После этого в автобусе всё зашуршало сумками, масками, загудело приглушённым бормотанием, а иногда и сдержанной руганью:

— Эх, достали с этим коровавирусом – бурчала какая-то пожилая женщина своей подруге

— Маску надевайте, мужчина… да у вас есть-то она!? – командирским тоном распоряжалась не в меру деятельная женщина средних лет.

— А что мне напяливать намордник-то этот!? Я так-то и не болею! – горячащимся тоном возражал строптивый нарушитель покоя – мужичок в джинсах и короткой чёрной куртке, лет тридцати, со своей щетиной и одеждой похожий на престарелого гопника

— Не болеет он! А вдруг я болею? Вы, если не хотите для нас её надеть, для себя-то хоть наденьте! – не сдавалась командирша, кроя его возражения, которые она уже не раз слышала, своими козырями, которые она уже не раз произносила

— А у меня, вы знаете, иммунитет хороший!
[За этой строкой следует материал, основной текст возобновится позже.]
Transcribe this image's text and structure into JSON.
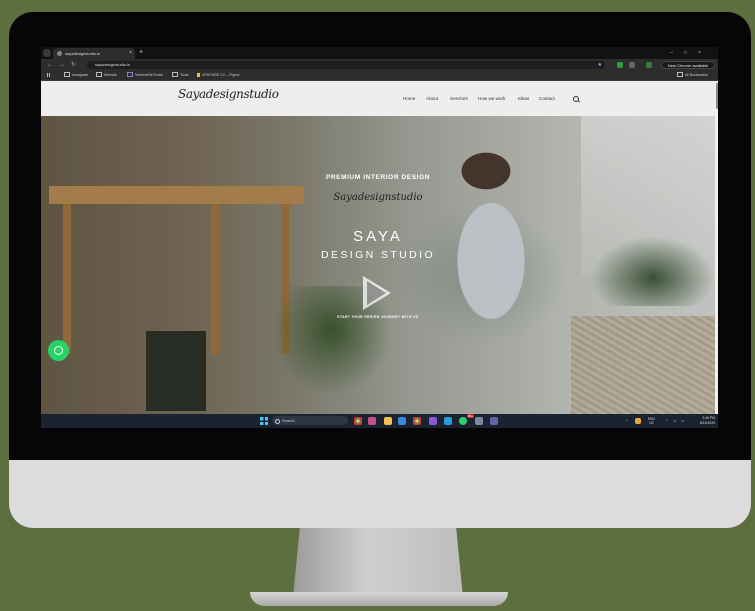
{
  "browser": {
    "tab_title": "sayadesignstudio.in",
    "tab_close": "×",
    "new_tab": "+",
    "window_controls": "–□×",
    "url": "sayadesignstudio.in",
    "update_label": "New Chrome available",
    "nav": {
      "back": "←",
      "forward": "→",
      "reload": "↻"
    },
    "bookmark_star": "★",
    "bookmarks": [
      {
        "label": "Instagram"
      },
      {
        "label": "Website"
      },
      {
        "label": "VentureBis Email"
      },
      {
        "label": "Tools"
      },
      {
        "label": "VENTURE CC – Figma"
      }
    ],
    "all_bookmarks": "All Bookmarks"
  },
  "site": {
    "logo": "Sayadesignstudio",
    "nav": [
      "Home",
      "About",
      "Services",
      "How we work",
      "Ideas",
      "Contact"
    ]
  },
  "hero": {
    "eyebrow": "PREMIUM INTERIOR DESIGN",
    "script_logo": "Sayadesignstudio",
    "title": "SAYA",
    "subtitle": "DESIGN STUDIO",
    "cta": "START YOUR DESIGN JOURNEY WITH US"
  },
  "taskbar": {
    "search_placeholder": "Search",
    "badge": "99+",
    "tray_arrow": "^",
    "lang_line1": "ENG",
    "lang_line2": "US",
    "time": "2:48 PM",
    "date": "8/15/2025"
  },
  "colors": {
    "background": "#5d6e3f",
    "whatsapp": "#25d366",
    "taskbar": "#1b2230"
  }
}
Вот у меня в семье жена переболела, а мне хоть бы что!

— Да, а вообще-то… — начала парировать женщина, внутренне замявшись из-за незнакомого приёма, но не показав вида в силу своей бойкости.

Впрочем, чем закончился тот спор, я не узнал. Скорее всего тем, что гоповатого вида мужчина таки достал из дальнего кармана помятую, не раз ношеную, возможно даже стираную маску, и, непременно ворча и сквозь зубы выражая невидимому собеседнику своё недовольство касательно вируса, масочного режима, русских медиков, а также президентов – надел её.
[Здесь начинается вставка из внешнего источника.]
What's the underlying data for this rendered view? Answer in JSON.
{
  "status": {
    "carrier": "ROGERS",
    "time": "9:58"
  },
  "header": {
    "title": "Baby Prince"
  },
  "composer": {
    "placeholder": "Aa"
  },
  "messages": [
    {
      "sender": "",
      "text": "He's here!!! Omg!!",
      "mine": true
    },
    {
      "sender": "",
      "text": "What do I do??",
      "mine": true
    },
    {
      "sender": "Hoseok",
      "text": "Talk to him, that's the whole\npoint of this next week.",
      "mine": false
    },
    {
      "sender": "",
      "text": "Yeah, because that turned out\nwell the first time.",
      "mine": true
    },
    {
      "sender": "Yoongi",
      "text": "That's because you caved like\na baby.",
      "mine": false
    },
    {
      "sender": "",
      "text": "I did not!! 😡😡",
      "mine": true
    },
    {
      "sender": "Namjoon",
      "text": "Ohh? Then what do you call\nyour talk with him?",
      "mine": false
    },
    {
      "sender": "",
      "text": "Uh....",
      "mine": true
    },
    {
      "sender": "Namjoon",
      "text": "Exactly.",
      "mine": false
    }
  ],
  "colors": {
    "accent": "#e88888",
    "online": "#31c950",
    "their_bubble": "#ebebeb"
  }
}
Тогда меня уже занимало другое. Монолог водителя поразил меня своей незлой простотой и в то же время своей омерзительностью. Я ехал домой, направив взгляд в окно автобуса, и видел перед собой проплывающие стенки общественных мест, на которых были щедро развешаны плакаты с инструкцией по защите от вируса: картинки выразительно показывали, как правильно защищать свой организм от нежелательных гостей, а надписи, в свою очередь, выразительно призывали взглянуть на картинки. Однако стоит мне повернуть голову в сторону, как в полуметре от себя я смогу увидеть людей, с видом величайшего облегчения снимающих маски, ведь черта города пройдена и постов ГАИ уже больше не будет, продавцов, в приличных учреждениях носящих маски на подбородках, а в неприличных и вообще не носящих. Какой толк от вас, надписи и картинки, если ваши призывы читают в лучшем случае от скуки, а соблюдают в лучшем случае потому, что без этого не пустят в магазин и т.п.? Форма без содержания, много ли от тебя пользы?

Что такое для людей моего окружения этот вирус? Вспомнились случаи, когда мне доводилось присутствовать при сборе большой компании людей средне-старшего возраста. Вводной темой для обсуждения, той темой, с которой проще всего завязать разговор, становился вирус:

— Ну что там, кр-р’овавирус (искажение этого изначально заумного слова, превращающее его в слово забавное, вообще, как по мне, характерно для таких разговоров и таких людей), вирус-то, коровий, ха-ха, слышал? Достали уже с этими намордниками, ей-бо!.. – на паре подобных фраз «коровавирус» терял свою актуальность и разговор искал других тем.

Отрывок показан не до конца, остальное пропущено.